- Side A of the US single

Single by Mel Blanc and the Billy May Orchestra
- B-side: "I'm Glad That I'm Bugs Bunny"
- Released: December 1950
- Recorded: June 29, 1950
- Genre: Novelty
- Length: 2:58
- Label: Capitol
- Songwriters: Alan Livingston, Billy May, Warren Foster

Alternative cover
- Sleeve of the 1970 UK single

= I Taut I Taw a Puddy-Tat =

1950 popular song recorded by Mel Blanc

"I Taut I Taw A Puddy-Tat" is a novelty song composed and written by Alan Livingston, Billy May and Warren Foster. It was sung by Mel Blanc, who provided the voice of the bird, Tweety and of his nemesis Sylvester.
==Lyrics==
The lyrics depict the basic formula of the Tweety-Sylvester cartoons released by Warner Bros. Cartoons throughout the late 1940s into the early 1960s - Tweety is just being a
canary. Sylvester, the cat, is always (he thinks, craftily), plotting to catch Tweety Bird, while Tweety, being much smarter than Sylvester, is relentlessly teasing him and getting away, making Sylvester very frustrated indeed.

Toward the end of the song, the two perform a duet, with Tweety coaxing Sylvester into singing with him after promising that his (Tweety's) mistress won't chase him (Sylvester) away.
==Pop chart==
"I Taut I Taw A Puddy-Tat" reached No. 9 on the Billboard pop chart during a seven-week chart run in February and March 1951, and sold more than two million records.
==Covers==
The song was covered by Helen Kane between 1950–51 with Jimmy Carroll & His Orchestra.Around the same time the song was also covered by Danny Kaye.

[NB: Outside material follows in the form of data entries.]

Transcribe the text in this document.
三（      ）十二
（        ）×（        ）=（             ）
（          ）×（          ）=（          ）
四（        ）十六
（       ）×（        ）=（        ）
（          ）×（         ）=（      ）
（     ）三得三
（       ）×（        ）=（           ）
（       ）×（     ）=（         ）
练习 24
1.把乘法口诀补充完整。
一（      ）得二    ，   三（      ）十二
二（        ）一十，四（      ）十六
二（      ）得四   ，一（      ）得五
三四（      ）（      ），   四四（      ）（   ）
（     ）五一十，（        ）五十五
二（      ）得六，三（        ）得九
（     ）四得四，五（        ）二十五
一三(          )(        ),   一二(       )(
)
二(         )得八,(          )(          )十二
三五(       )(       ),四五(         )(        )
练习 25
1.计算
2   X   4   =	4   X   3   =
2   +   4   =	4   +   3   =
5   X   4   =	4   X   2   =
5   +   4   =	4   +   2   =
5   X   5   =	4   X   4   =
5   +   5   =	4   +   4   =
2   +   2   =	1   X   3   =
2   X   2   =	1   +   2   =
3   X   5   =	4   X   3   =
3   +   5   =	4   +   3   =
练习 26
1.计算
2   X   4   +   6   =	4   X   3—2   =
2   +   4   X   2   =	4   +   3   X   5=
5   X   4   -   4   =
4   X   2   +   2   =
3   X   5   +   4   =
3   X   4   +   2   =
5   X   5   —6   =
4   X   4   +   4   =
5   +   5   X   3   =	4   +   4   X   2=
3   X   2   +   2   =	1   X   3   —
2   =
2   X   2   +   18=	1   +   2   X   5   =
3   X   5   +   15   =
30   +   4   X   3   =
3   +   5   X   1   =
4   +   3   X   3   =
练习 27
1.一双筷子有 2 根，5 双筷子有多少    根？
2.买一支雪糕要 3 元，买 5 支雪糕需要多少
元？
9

In 2008, the British comedian Jeremy Hardy sang the song's lyrics to the tune of "I Vow to Thee, My Country", during a live recording of the BBC Radio 4 panel game, I'm Sorry I Haven't a Clue.

==Adaptation of the song to a film==

In 2011, Warner Bros. created a 3D CGI Looney Tunes short of the same name starring Sylvester, Tweety, and Granny (June Foray in her final theatrical voice acting role before her death in 2017), incorporating Blanc's vocals with brand new animation and music. The short premiered in theaters with Happy Feet Two.